A strange and powerful landscape summons strange and powerful happenings Rick Bass brings a lyrical lushness to the harsh backdrop of West Texas in his masterfully crafted fourth novel. All the Land to Hold Us is a sweeping tale of those who live on the desert’s edge, where riches—precious artifacts, oil, water, love—can all be found and lost again in an instant. Roaming across the salt flats and skirting the salt lake, Richard, a geologist working for an oil company, hunts for fossils under the spell of Clarissa, the local beauty who plans to use her share of their plunder to get out of small, dusty Midland for good. A generation earlier, a Depression-era couple, Max and Marie Omo, numbly mines for salt along the banks of the briny lake until the emotional terrain of their marriage is suddenly and irrevocably altered. The strange, surreal arrival of a runaway circus elephant, careening across the sand, sets in motion Marie’s final break from Max and heralds the beginning of her second chance. Consequences reverberate through the years and the dunes when Marie becomes indelibly linked to Richard’s own second act. With a cast of characters rounded out by a one-legged-treasure-hunter, a renegade teacher, and an unforgettable elephant trainer, All the Land to Hold Us is a vivid portrait of a fierce place and the inimitable characters that possess the capacity to adapt to and also despoil it.
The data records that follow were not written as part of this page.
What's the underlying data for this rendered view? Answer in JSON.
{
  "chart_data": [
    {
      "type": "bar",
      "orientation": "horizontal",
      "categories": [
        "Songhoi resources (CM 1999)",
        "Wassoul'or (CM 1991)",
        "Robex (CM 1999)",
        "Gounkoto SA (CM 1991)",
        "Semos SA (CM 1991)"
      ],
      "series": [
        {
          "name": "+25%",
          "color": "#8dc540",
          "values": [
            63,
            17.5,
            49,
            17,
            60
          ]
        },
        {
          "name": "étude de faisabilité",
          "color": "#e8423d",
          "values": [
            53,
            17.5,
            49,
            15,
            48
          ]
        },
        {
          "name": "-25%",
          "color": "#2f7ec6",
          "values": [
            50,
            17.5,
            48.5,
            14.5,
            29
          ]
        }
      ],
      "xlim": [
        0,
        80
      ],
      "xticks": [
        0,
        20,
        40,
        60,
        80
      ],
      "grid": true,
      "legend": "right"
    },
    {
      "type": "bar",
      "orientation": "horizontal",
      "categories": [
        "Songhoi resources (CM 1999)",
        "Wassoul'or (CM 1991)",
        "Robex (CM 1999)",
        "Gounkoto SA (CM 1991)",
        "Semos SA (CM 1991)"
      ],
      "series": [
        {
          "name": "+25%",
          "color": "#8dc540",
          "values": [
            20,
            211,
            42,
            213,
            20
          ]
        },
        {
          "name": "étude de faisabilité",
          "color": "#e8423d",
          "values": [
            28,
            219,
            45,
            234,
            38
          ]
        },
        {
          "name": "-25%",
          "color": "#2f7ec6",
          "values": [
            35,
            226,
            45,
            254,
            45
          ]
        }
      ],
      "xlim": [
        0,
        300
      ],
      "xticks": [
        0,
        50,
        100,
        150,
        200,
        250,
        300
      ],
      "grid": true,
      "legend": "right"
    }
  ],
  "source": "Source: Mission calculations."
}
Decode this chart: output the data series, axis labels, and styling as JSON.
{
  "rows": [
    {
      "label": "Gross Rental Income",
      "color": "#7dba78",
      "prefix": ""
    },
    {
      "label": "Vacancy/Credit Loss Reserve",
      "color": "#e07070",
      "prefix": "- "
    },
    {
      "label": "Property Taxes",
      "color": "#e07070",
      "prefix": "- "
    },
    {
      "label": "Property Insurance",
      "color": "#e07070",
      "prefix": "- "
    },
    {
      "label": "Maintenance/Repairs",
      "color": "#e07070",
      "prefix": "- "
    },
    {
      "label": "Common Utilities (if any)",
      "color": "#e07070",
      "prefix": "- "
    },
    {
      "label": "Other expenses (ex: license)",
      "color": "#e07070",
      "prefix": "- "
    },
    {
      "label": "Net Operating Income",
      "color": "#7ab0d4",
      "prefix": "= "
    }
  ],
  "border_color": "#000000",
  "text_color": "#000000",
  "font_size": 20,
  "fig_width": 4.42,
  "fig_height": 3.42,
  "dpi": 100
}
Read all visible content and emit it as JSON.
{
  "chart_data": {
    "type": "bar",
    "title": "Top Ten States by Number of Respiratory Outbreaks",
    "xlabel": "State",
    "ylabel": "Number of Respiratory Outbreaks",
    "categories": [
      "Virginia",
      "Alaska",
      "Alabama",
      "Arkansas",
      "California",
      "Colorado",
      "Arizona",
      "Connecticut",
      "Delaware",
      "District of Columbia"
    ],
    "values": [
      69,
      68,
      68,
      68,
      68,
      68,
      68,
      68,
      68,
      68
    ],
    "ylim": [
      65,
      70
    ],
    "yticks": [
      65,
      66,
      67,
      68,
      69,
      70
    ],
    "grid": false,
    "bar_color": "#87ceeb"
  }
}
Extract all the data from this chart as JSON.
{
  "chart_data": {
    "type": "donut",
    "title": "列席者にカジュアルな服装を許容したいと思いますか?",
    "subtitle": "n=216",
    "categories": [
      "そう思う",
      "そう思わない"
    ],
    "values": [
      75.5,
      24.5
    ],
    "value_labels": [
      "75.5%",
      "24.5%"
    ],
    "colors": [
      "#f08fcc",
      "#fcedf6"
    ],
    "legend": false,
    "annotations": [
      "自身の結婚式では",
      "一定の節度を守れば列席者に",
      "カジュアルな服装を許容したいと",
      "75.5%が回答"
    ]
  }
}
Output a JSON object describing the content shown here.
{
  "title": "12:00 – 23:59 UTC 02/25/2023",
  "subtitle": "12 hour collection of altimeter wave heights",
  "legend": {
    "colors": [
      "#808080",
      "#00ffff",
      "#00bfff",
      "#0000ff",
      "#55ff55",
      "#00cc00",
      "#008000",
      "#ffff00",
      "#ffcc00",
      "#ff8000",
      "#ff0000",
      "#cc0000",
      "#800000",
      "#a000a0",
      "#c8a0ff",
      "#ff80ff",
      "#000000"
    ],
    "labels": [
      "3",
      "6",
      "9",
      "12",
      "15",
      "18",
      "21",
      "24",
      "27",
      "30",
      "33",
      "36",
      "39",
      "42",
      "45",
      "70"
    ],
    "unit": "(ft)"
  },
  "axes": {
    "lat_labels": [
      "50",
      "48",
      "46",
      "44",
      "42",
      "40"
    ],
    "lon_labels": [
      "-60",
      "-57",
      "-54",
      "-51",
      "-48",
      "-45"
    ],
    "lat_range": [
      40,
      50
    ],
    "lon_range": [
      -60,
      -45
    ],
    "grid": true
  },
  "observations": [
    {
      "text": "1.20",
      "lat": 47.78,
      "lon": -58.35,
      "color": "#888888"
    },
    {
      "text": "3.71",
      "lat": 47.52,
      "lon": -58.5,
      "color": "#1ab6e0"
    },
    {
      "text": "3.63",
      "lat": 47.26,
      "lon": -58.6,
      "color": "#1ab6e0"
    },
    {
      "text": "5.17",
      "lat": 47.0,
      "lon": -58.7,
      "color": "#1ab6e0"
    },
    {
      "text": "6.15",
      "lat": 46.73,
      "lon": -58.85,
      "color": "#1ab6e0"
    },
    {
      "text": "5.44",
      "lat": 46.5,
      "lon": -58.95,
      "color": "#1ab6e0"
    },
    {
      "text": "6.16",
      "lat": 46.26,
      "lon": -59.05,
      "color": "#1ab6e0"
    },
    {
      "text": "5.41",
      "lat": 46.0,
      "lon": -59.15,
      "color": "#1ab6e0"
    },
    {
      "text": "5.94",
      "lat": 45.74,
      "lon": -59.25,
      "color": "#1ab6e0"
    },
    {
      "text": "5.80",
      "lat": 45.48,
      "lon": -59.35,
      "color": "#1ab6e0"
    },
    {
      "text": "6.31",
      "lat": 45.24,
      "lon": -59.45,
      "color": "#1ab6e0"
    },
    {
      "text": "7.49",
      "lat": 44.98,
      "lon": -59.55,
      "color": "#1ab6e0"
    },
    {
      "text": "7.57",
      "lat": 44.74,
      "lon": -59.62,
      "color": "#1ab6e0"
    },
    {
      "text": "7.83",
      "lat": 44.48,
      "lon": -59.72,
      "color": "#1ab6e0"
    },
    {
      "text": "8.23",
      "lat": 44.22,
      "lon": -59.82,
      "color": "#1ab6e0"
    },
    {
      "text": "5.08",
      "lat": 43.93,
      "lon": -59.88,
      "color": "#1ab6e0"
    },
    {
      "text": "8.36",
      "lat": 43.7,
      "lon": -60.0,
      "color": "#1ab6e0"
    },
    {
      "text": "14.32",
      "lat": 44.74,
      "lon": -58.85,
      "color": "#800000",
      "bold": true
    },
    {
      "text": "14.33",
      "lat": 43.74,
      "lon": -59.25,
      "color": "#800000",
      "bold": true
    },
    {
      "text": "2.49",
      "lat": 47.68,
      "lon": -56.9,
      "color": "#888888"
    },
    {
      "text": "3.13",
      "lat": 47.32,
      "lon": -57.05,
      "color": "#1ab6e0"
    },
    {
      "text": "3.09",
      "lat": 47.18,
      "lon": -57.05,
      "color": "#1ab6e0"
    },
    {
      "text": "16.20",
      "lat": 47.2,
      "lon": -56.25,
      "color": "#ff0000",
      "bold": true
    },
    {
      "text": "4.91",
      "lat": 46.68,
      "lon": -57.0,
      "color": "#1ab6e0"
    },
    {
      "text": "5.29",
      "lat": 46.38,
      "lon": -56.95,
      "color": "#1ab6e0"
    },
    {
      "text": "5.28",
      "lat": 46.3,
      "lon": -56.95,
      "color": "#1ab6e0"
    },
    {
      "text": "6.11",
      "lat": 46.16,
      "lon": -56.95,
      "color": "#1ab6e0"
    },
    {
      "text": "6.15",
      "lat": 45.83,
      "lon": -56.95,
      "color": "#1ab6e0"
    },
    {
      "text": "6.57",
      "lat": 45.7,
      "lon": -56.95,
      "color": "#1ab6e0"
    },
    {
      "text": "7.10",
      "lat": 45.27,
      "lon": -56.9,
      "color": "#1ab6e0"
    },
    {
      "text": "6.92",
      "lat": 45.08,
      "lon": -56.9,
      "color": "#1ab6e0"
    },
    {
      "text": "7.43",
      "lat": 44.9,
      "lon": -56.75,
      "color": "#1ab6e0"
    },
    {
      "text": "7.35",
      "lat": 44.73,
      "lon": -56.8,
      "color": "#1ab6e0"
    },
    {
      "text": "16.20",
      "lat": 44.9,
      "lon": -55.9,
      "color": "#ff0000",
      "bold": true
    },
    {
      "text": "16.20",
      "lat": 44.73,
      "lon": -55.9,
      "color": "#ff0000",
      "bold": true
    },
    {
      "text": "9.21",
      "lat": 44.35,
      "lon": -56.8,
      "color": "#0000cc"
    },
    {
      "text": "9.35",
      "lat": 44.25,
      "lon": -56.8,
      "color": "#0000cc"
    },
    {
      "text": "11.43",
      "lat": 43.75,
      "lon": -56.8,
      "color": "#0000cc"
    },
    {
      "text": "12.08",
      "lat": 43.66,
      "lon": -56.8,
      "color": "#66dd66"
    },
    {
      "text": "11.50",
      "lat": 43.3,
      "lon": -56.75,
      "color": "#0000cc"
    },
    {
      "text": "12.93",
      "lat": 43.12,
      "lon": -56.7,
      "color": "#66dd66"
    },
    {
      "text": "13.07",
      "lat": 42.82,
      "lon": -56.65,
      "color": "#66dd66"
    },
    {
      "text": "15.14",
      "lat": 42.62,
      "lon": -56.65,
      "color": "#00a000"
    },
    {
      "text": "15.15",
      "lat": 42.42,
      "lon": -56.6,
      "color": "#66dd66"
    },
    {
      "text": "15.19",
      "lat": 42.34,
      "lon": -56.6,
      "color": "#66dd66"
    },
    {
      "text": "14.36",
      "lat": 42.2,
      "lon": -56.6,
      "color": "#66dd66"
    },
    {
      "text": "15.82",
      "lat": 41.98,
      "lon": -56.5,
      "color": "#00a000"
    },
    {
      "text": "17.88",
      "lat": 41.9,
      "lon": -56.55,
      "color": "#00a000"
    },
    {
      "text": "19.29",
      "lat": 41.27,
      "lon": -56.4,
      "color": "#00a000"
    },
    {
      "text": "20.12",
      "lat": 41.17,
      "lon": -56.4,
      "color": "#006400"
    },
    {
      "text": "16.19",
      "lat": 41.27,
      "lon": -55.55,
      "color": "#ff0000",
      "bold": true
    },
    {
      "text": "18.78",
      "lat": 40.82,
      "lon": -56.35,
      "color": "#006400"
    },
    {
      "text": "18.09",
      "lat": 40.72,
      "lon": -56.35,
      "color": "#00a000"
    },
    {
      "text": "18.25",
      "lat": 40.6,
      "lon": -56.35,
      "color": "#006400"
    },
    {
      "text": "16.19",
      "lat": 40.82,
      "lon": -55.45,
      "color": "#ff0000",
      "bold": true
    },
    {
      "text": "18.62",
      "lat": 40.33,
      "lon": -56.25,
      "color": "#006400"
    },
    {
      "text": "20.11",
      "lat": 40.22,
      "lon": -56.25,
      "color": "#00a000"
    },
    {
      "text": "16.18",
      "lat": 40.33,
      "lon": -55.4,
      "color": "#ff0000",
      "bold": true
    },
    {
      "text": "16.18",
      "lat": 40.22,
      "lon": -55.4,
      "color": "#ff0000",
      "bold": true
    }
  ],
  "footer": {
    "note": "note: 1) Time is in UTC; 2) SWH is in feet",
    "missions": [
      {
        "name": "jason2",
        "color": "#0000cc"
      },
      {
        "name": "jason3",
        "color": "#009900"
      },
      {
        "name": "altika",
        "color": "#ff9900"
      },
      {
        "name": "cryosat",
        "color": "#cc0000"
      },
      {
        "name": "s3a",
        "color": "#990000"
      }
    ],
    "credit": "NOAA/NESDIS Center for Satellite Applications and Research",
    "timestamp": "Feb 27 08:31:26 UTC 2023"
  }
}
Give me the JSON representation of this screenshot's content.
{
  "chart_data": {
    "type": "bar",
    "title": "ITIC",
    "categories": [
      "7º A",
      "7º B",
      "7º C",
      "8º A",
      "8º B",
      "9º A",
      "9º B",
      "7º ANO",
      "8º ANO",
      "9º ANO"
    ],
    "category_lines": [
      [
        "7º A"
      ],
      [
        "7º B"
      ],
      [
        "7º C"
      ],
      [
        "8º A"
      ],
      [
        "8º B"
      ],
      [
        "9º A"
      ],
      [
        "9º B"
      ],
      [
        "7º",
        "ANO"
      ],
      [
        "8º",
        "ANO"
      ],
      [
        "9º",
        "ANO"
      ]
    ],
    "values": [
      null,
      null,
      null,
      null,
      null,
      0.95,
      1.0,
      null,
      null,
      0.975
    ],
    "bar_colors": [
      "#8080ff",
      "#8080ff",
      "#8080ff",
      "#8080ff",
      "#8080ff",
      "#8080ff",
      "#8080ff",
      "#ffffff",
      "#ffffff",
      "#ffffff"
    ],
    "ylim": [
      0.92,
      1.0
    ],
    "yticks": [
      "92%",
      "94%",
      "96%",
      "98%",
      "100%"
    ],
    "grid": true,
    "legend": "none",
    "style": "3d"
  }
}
The novel boasts all the hallmarks of Bass’s most enduring work—human longing and greed, nature endangered, and the possibility for redemption are all writ large on his desert canvas.
Author

Rick Bass was born in Fort Worth, Texas, and grew up in Houston, the son of a geologist. He studied petroleum geology at Utah State University and while working as a petroleum geologist in Jackson, Mississippi, began writing short stories on his lunch breaks. In 1987, he moved with his wife, the artist Elizabeth Hughes Bass, to Montana’s remote Yaak Valley and became an active environmentalist, working to protect his adopted home from the destructive encroachment of roads and logging. He serves on the board of both the Yaak Valley Forest Council and Round River Conservation Studies and continues to live with his family on a ranch in Montana, actively engaged in saving the American wilderness. Bass received the PEN/Nelson Algren Award in 1988 for his first short story, “The Watch,” and won the James Jones Fellowship Award for his novel Where the Sea Used To Be. His novel The Hermit’s Story was a Los Angeles Times Best Book of the Year in 2000. The Lives of Rocks was a finalist for the Story Prize and was chosen as a Best Book of the Year in 2006 by the Rocky Mountain News. Bass’s stories have also been awarded the Pushcart Prize and the O. Henry Award and have been collected in The Best American Short Stories.